2 Section 166.041(4), Florida Statutes (2021), provides, in pertinent part: “A majority of the members of the governing body shall constitute a quorum. An affirmative vote of a majority of a quorum present is necessary to enact any ordinance or adopt any resolution.”

4 The Commission adopted the resolution, and Prieto sought first-tier

certiorari review. The circuit court denied relief. In doing so, it concluded

Prieto lacked standing because she raised only generalized concerns

regarding increased traffic and diminished property values, and,

alternatively, because the County satisfied the regulatory notice

requirements for the originally scheduled hearing, it was not required to

publish any further notice. The instant petition ensued.

STANDARD OF REVIEW

In a second-tier certiorari proceeding concerning the quasi-judicial

decision of a local governmental entity, “[o]ur ‘inquiry is limited to whether

the circuit court afforded procedural due process and whether the circuit

court applied the correct law, or, as otherwise stated, departed from the

essential requirements of law.’” Fla. Int’l Univ. v. Ramos, 335 So. 3d 1221,

1224 (Fla. 3d DCA 2021) (quotation marks omitted) (quoting Custer Med.

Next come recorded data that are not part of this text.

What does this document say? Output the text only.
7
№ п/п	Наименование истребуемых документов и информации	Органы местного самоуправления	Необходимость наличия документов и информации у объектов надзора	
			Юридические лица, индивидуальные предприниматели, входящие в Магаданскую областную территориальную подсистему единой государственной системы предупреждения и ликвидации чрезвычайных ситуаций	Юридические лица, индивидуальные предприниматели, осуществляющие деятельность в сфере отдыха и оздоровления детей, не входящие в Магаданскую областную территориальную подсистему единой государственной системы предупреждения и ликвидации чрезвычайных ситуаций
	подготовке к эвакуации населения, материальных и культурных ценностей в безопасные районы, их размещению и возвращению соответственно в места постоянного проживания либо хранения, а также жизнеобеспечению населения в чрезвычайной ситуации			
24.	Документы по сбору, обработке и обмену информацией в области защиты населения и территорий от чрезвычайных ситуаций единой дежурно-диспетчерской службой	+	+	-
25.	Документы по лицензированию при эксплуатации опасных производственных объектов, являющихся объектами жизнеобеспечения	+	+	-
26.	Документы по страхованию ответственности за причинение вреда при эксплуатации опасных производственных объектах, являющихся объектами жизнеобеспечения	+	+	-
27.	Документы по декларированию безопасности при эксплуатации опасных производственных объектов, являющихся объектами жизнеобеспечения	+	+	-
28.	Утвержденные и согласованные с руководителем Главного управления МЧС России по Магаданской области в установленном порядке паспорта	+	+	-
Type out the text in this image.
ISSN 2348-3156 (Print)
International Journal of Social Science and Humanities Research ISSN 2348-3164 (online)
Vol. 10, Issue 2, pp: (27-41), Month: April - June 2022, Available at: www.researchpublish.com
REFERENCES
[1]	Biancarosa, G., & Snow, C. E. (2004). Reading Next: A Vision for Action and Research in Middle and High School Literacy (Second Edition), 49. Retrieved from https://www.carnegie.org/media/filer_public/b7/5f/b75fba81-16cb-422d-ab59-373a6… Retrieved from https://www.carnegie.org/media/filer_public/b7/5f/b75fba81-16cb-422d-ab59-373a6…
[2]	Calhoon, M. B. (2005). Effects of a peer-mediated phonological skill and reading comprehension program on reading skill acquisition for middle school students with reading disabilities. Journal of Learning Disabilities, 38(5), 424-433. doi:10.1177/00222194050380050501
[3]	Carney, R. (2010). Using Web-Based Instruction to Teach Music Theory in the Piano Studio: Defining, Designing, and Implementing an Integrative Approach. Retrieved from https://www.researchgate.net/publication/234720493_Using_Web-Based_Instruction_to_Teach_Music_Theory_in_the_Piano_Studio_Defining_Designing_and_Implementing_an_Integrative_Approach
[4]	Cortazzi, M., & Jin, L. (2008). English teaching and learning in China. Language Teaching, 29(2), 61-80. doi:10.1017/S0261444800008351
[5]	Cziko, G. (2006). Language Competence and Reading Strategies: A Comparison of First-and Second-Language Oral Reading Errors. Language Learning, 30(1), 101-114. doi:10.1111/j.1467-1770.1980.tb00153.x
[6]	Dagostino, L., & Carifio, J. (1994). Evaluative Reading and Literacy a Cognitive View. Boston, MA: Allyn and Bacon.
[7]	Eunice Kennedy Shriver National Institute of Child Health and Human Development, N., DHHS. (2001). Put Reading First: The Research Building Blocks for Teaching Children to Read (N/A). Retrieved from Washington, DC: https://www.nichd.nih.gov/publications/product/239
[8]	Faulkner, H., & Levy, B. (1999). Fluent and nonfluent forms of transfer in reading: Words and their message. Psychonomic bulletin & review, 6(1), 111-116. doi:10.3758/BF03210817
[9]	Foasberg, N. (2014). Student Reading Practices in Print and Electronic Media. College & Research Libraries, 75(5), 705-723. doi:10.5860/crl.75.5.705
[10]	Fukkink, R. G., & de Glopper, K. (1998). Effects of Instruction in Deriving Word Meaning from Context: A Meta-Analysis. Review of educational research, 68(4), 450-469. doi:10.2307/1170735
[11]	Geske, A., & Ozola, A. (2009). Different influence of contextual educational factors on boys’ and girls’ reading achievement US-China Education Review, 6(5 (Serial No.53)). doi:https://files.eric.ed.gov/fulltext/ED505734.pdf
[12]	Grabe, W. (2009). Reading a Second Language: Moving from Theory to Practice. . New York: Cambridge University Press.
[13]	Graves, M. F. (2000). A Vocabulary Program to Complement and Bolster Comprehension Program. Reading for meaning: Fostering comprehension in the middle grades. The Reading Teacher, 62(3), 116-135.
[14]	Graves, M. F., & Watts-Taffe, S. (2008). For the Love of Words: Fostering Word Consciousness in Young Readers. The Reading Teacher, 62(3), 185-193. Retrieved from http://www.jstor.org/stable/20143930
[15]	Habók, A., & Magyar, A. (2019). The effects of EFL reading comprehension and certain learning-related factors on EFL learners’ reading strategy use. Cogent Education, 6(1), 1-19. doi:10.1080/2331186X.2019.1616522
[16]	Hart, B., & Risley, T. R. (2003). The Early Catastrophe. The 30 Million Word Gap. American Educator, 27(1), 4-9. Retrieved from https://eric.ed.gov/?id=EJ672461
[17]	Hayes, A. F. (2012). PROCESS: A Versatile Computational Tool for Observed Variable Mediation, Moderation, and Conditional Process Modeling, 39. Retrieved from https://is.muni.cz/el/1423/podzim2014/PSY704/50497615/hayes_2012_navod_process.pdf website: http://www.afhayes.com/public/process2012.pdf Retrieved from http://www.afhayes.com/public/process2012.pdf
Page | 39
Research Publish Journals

Ctr. v. United Auto Ins. Co., 62 So. 3d 1086, 1092 (Fla. 2010)). “Clearly

established law can be derived not only from case law dealing with the same

issue of law, but also from ‘an interpretation or application of a statute, a

procedural rule, or a constitution[al] provision.’” State, Dep’t of Highway

Safety & Motor Vehicles v. Edenfield, 58 So. 3d 904, 906 (Fla. 1st DCA 2011)

(quoting Allstate Ins. Co. v. Kaklamanos, 843 So. 2d 885, 890 (Fla. 2003)).

5 LEGAL ANALYSIS Notice of the Public Hearing Chapter 166, Florida Statutes (2021)

Section 166.041, Florida Statutes (2021), codifies the procedures for

the adoption of ordinances and resolutions. The statute contains certain

minimum notice requirements and provides:

[A] municipality may specify additional requirements for the adoption or enactment of ordinances or resolutions or prescribe procedures in greater detail than contained herein. However, a municipality shall not have the power or authority to lessen or reduce the requirements of this section or other requirements as provided by general law.